I don’t think going down the path of discussing the technical limitations or design decisions would get us to any valuable outcome.

It might not be a valuable outcome on your end, but as customer of your product understanding the use cases that you are designing your system to support, vs. the one’s that you don’t view as critical or supported, is very important and valuable to me. It’s actually more valuable than getting an understanding of this one tactical question, as knowing how you think about and invest into your product is more important to me than the current state of the product. For example, if the way this conversation went was “We agree that delays any longer than 1 minute are unacceptable, and have plans on our roadmap to ensure that in the future these delays will be managed.” Instead it appears Auth0 is unwilling to commit to any expectations, or communicate any additional information about what, as a customer who is using this for a core piece of my infrastructure, can expect in terms of performance guarantees from you, my vendor. That understanding for me, will be the most valuable outcome from this conversation (unless you are able to explain to me how I can resolve the use cases I described without incurring such delays using your system, but so far it seems that you’re describing features, but not putting them in the context of my requirements).

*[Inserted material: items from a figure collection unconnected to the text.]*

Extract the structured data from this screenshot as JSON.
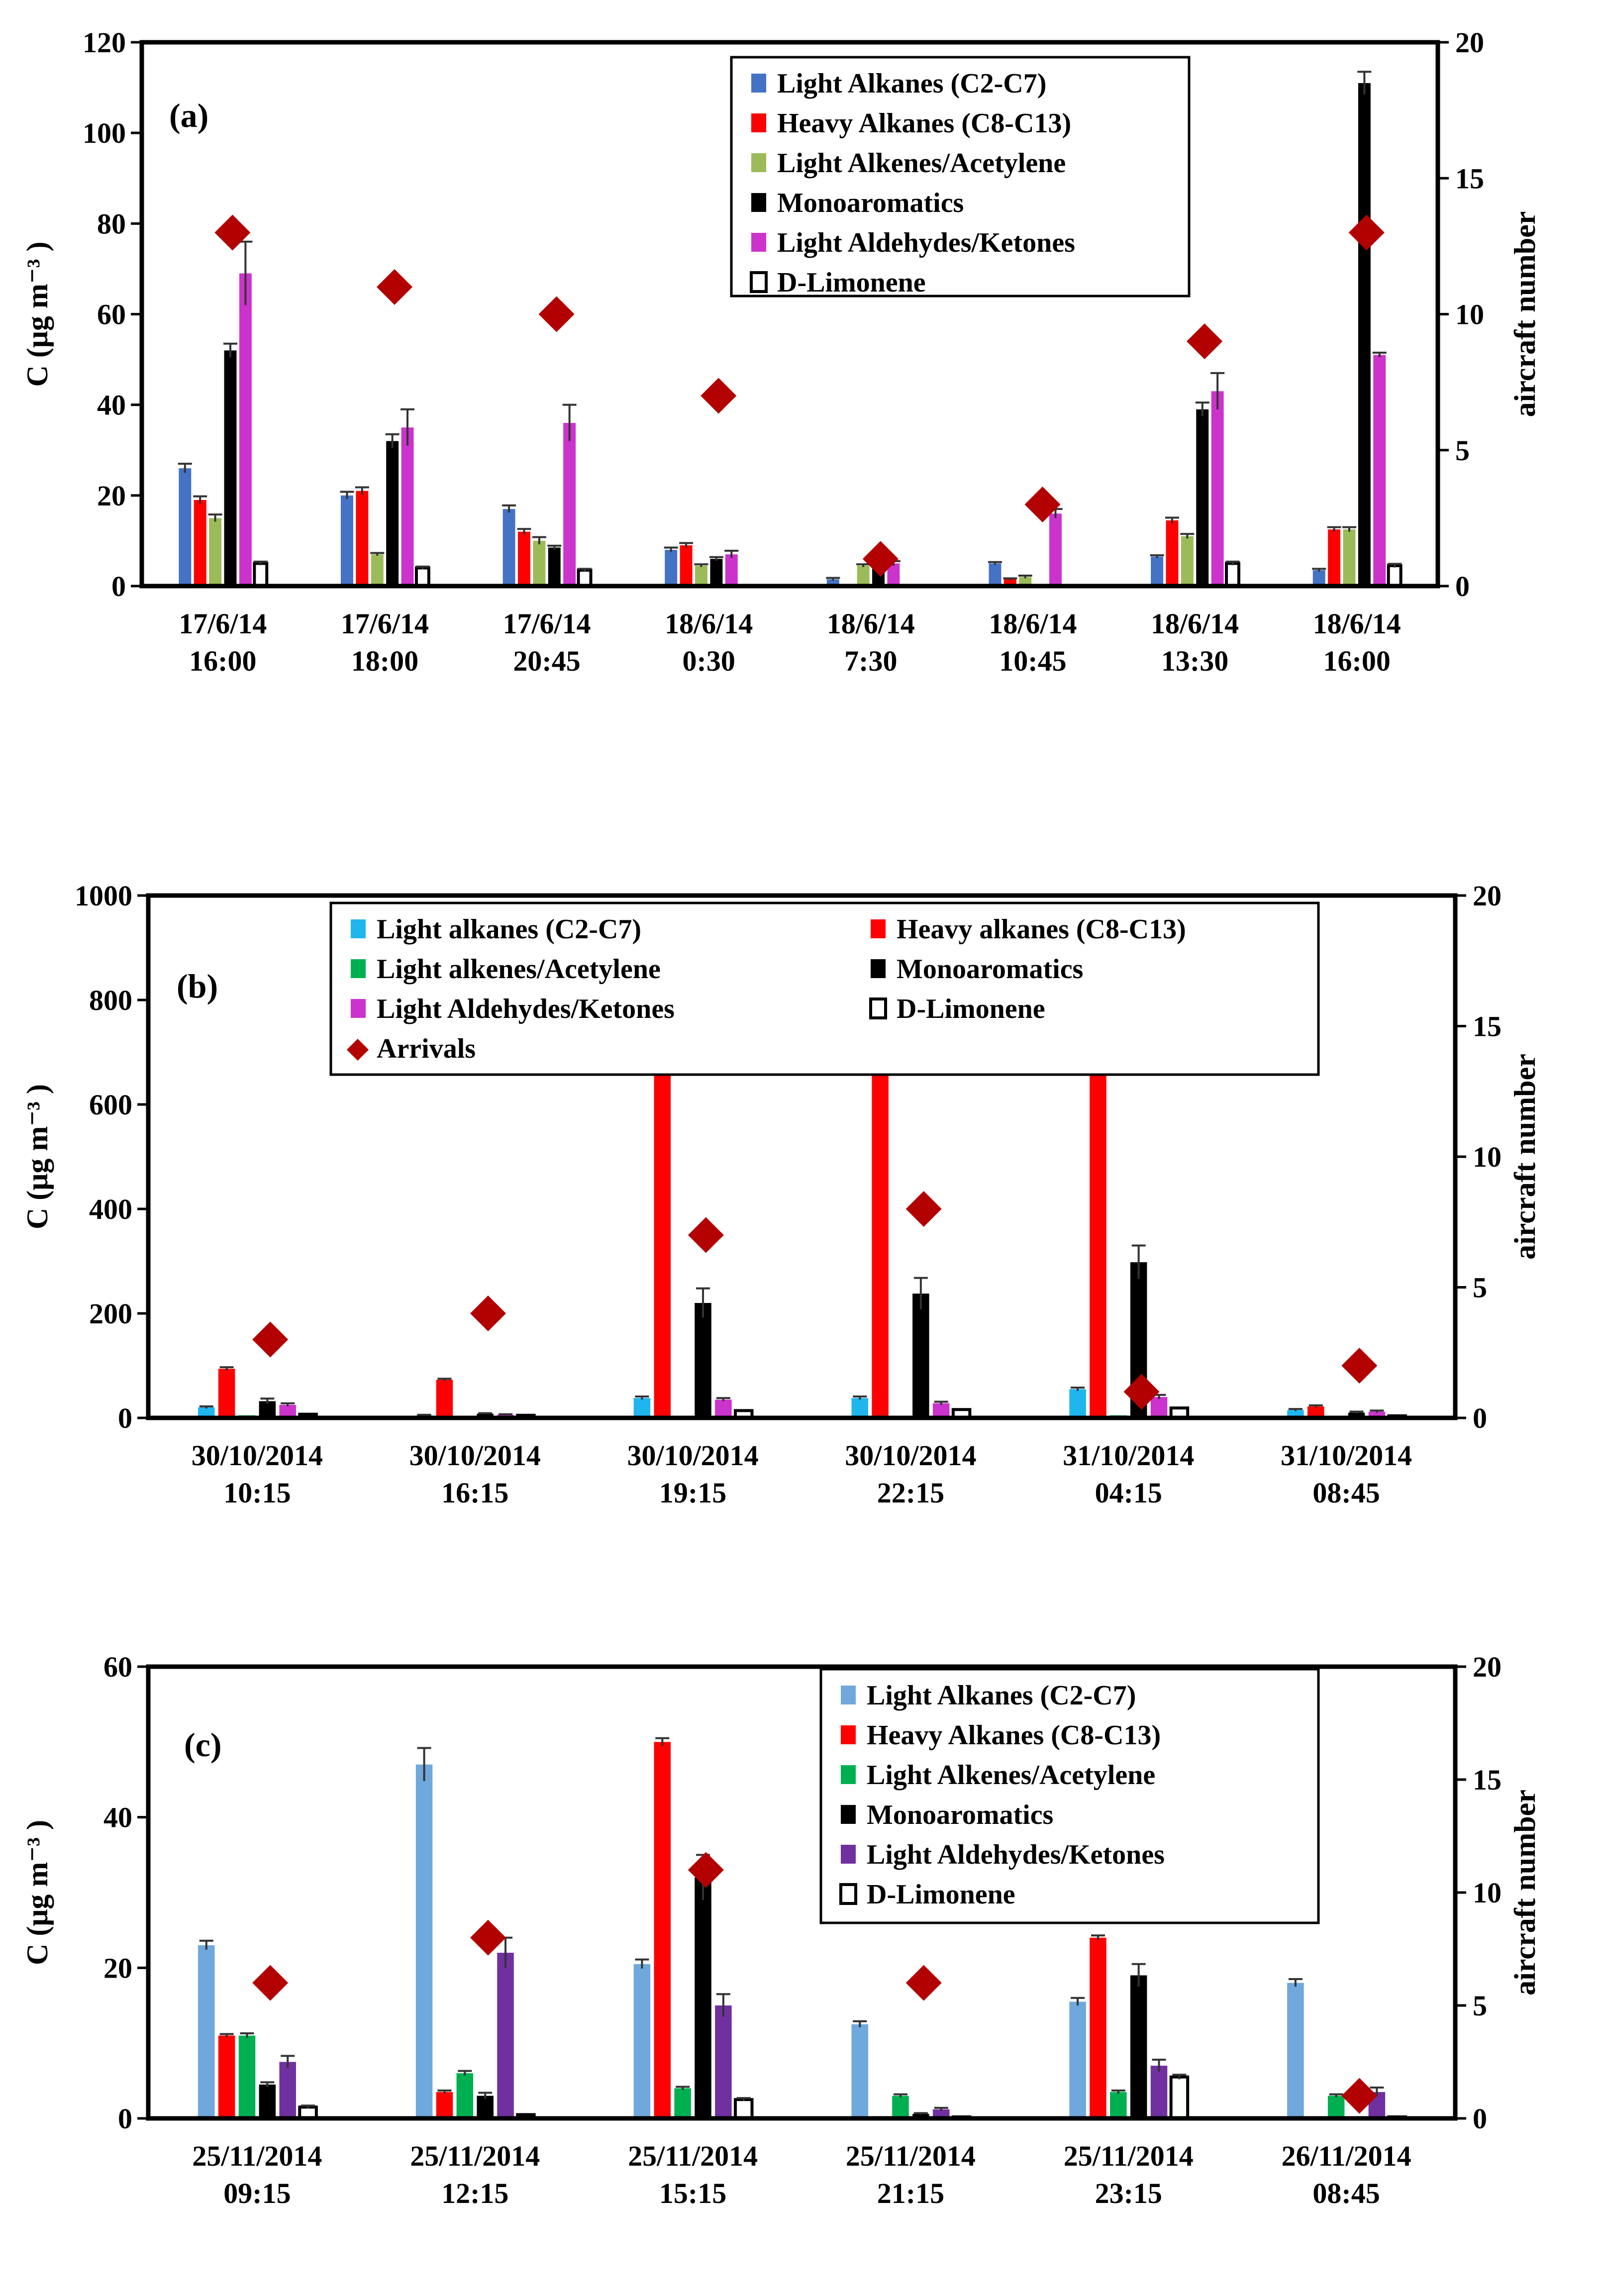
{
  "colors": {
    "light_alkanes_a": "#4472C4",
    "heavy_alkanes": "#FF0000",
    "light_alkenes_a": "#9BBB59",
    "monoaromatics": "#000000",
    "aldehydes_a": "#CC33CC",
    "limonene": "#FFFFFF",
    "arrivals": "#B30000",
    "light_alkanes_b": "#1FB6EE",
    "light_alkenes_b": "#00B050",
    "aldehydes_b": "#CC33CC",
    "light_alkanes_c": "#6FA8DC",
    "light_alkenes_c": "#00B050",
    "aldehydes_c": "#7030A0"
  },
  "chart_data": [
    {
      "type": "bar",
      "panel_label": "(a)",
      "ylabel": "C (μg m⁻³ )",
      "y2label": "aircraft number",
      "ylim": [
        0,
        120
      ],
      "yticks": [
        0,
        20,
        40,
        60,
        80,
        100,
        120
      ],
      "y2lim": [
        0,
        20
      ],
      "y2ticks": [
        0,
        5,
        10,
        15,
        20
      ],
      "categories": [
        [
          "17/6/14",
          "16:00"
        ],
        [
          "17/6/14",
          "18:00"
        ],
        [
          "17/6/14",
          "20:45"
        ],
        [
          "18/6/14",
          "0:30"
        ],
        [
          "18/6/14",
          "7:30"
        ],
        [
          "18/6/14",
          "10:45"
        ],
        [
          "18/6/14",
          "13:30"
        ],
        [
          "18/6/14",
          "16:00"
        ]
      ],
      "legend": {
        "placement": "top-right",
        "columns": 1
      },
      "series": [
        {
          "name": "Light Alkanes (C2-C7)",
          "color_key": "light_alkanes_a",
          "values": [
            26,
            20,
            17,
            8,
            1.5,
            5,
            6.5,
            3.5
          ],
          "errors": [
            1,
            0.8,
            0.8,
            0.5,
            0.3,
            0.3,
            0.3,
            0.3
          ]
        },
        {
          "name": "Heavy Alkanes (C8-C13)",
          "color_key": "heavy_alkanes",
          "values": [
            19,
            21,
            12,
            9,
            0,
            1.5,
            14.5,
            12.5
          ],
          "errors": [
            0.8,
            0.8,
            0.6,
            0.5,
            0,
            0.2,
            0.6,
            0.5
          ]
        },
        {
          "name": "Light Alkenes/Acetylene",
          "color_key": "light_alkenes_a",
          "values": [
            15,
            7,
            10,
            4.5,
            4.5,
            2,
            11,
            12.5
          ],
          "errors": [
            0.8,
            0.3,
            0.8,
            0.3,
            0.3,
            0.3,
            0.5,
            0.5
          ]
        },
        {
          "name": "Monoaromatics",
          "color_key": "monoaromatics",
          "values": [
            52,
            32,
            8.5,
            6,
            6.5,
            0,
            39,
            111
          ],
          "errors": [
            1.5,
            1.5,
            0.4,
            0.4,
            0.4,
            0,
            1.5,
            2.5
          ]
        },
        {
          "name": "Light Aldehydes/Ketones",
          "color_key": "aldehydes_a",
          "values": [
            69,
            35,
            36,
            7,
            5,
            16,
            43,
            51
          ],
          "errors": [
            7,
            4,
            4,
            0.8,
            0.5,
            1,
            4,
            0.5
          ]
        },
        {
          "name": "D-Limonene",
          "color_key": "limonene",
          "values": [
            5,
            4,
            3.5,
            0,
            0,
            0,
            5,
            4.5
          ],
          "errors": [
            0.4,
            0.3,
            0.3,
            0,
            0,
            0,
            0.4,
            0.4
          ]
        }
      ],
      "arrivals": {
        "name": "",
        "axis": "y2",
        "values": [
          13,
          11,
          10,
          7,
          1,
          3,
          9,
          13
        ]
      }
    },
    {
      "type": "bar",
      "panel_label": "(b)",
      "ylabel": "C (μg m⁻³ )",
      "y2label": "aircraft number",
      "ylim": [
        0,
        1000
      ],
      "yticks": [
        0,
        200,
        400,
        600,
        800,
        1000
      ],
      "y2lim": [
        0,
        20
      ],
      "y2ticks": [
        0,
        5,
        10,
        15,
        20
      ],
      "categories": [
        [
          "30/10/2014",
          "10:15"
        ],
        [
          "30/10/2014",
          "16:15"
        ],
        [
          "30/10/2014",
          "19:15"
        ],
        [
          "30/10/2014",
          "22:15"
        ],
        [
          "31/10/2014",
          "04:15"
        ],
        [
          "31/10/2014",
          "08:45"
        ]
      ],
      "legend": {
        "placement": "top-center",
        "columns": 2
      },
      "series": [
        {
          "name": "Light alkanes (C2-C7)",
          "color_key": "light_alkanes_b",
          "values": [
            20,
            5,
            38,
            38,
            55,
            15
          ],
          "errors": [
            2,
            1,
            3,
            3,
            3,
            2
          ]
        },
        {
          "name": "Heavy alkanes (C8-C13)",
          "color_key": "heavy_alkanes",
          "values": [
            94,
            73,
            690,
            748,
            812,
            22
          ],
          "errors": [
            3,
            2,
            4,
            5,
            5,
            2
          ]
        },
        {
          "name": "Light alkenes/Acetylene",
          "color_key": "light_alkenes_b",
          "values": [
            5,
            3,
            4,
            4,
            5,
            4
          ],
          "errors": [
            0,
            0,
            0,
            0,
            0,
            0
          ]
        },
        {
          "name": "Monoaromatics",
          "color_key": "monoaromatics",
          "values": [
            32,
            8,
            220,
            238,
            298,
            10
          ],
          "errors": [
            5,
            1,
            28,
            30,
            32,
            2
          ]
        },
        {
          "name": "Light Aldehydes/Ketones",
          "color_key": "aldehydes_b",
          "values": [
            25,
            6,
            35,
            28,
            40,
            12
          ],
          "errors": [
            3,
            1,
            3,
            3,
            4,
            2
          ]
        },
        {
          "name": "D-Limonene",
          "color_key": "limonene",
          "values": [
            7,
            5,
            14,
            16,
            19,
            4
          ],
          "errors": [
            0,
            0,
            0,
            0,
            0,
            0
          ]
        }
      ],
      "arrivals": {
        "name": "Arrivals",
        "axis": "y2",
        "values": [
          3,
          4,
          7,
          8,
          1,
          2
        ]
      }
    },
    {
      "type": "bar",
      "panel_label": "(c)",
      "ylabel": "C (μg m⁻³ )",
      "y2label": "aircraft number",
      "ylim": [
        0,
        60
      ],
      "yticks": [
        0,
        20,
        40,
        60
      ],
      "y2lim": [
        0,
        20
      ],
      "y2ticks": [
        0,
        5,
        10,
        15,
        20
      ],
      "categories": [
        [
          "25/11/2014",
          "09:15"
        ],
        [
          "25/11/2014",
          "12:15"
        ],
        [
          "25/11/2014",
          "15:15"
        ],
        [
          "25/11/2014",
          "21:15"
        ],
        [
          "25/11/2014",
          "23:15"
        ],
        [
          "26/11/2014",
          "08:45"
        ]
      ],
      "legend": {
        "placement": "top-right",
        "columns": 1
      },
      "series": [
        {
          "name": "Light Alkanes (C2-C7)",
          "color_key": "light_alkanes_c",
          "values": [
            23,
            47,
            20.5,
            12.5,
            15.5,
            18
          ],
          "errors": [
            0.6,
            2.2,
            0.6,
            0.4,
            0.5,
            0.5
          ]
        },
        {
          "name": "Heavy Alkanes (C8-C13)",
          "color_key": "heavy_alkanes",
          "values": [
            11,
            3.5,
            50,
            0.3,
            24,
            0
          ],
          "errors": [
            0.2,
            0.2,
            0.5,
            0,
            0.3,
            0
          ]
        },
        {
          "name": "Light Alkenes/Acetylene",
          "color_key": "light_alkenes_c",
          "values": [
            11,
            6,
            4,
            3,
            3.5,
            3
          ],
          "errors": [
            0.3,
            0.3,
            0.2,
            0.2,
            0.2,
            0.2
          ]
        },
        {
          "name": "Monoaromatics",
          "color_key": "monoaromatics",
          "values": [
            4.5,
            3,
            32,
            0.6,
            19,
            0.2
          ],
          "errors": [
            0.3,
            0.4,
            3,
            0.1,
            1.5,
            0
          ]
        },
        {
          "name": "Light Aldehydes/Ketones",
          "color_key": "aldehydes_c",
          "values": [
            7.5,
            22,
            15,
            1.2,
            7,
            3.5
          ],
          "errors": [
            0.8,
            2,
            1.5,
            0.2,
            0.8,
            0.6
          ]
        },
        {
          "name": "D-Limonene",
          "color_key": "limonene",
          "values": [
            1.5,
            0.5,
            2.5,
            0.2,
            5.5,
            0.2
          ],
          "errors": [
            0.2,
            0,
            0.2,
            0,
            0.3,
            0
          ]
        }
      ],
      "arrivals": {
        "name": "",
        "axis": "y2",
        "values": [
          6,
          8,
          11,
          6,
          11,
          1
        ]
      }
    }
  ]
}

I agree that the technical limitations of your technology decisions shouldn’t be part of this conversation, but your team brought them in as justifications for the poor latency of this end point. I’d prefer to simply be told what the SLO’s are (and ideally make them reasonable), what are supported vs. unsupported intended usages of your product, and allow us to avoid any conversation about technical limitations of different options. Of course, working backwards from customer requirements to technical implementations that meet those requirements is what your engineering team is there for!

In the meantime, can you give any specification about this delay beyond “Auth0 tries to ensure these delays as short as possible”? I am embarrassed to communicate to my internal stakeholders, let alone our customers, that new users added, or changes to existing users, can take a completely unknown amount of time to show up or change. I’ve definitely seen this take over 10 minutes, and I communicated a case to Dan in DM earlier today that seemed to be pushing into the 30 min range IIRC.

Ben

BTW, if you had similar end points that supported batch requests (i.e. lists of ids or lists of emails), that would help significantly for my use cases (though still not be as ideal as a performant list endpoint with basic querying).

UPDATE: The 30 min example turned out to be a red herring. It wasn’t due to update delays in the API, but was due to confusion regarding nickname being an un-editable field. So the longest delays I’ve personally seen are in the ~10 min range.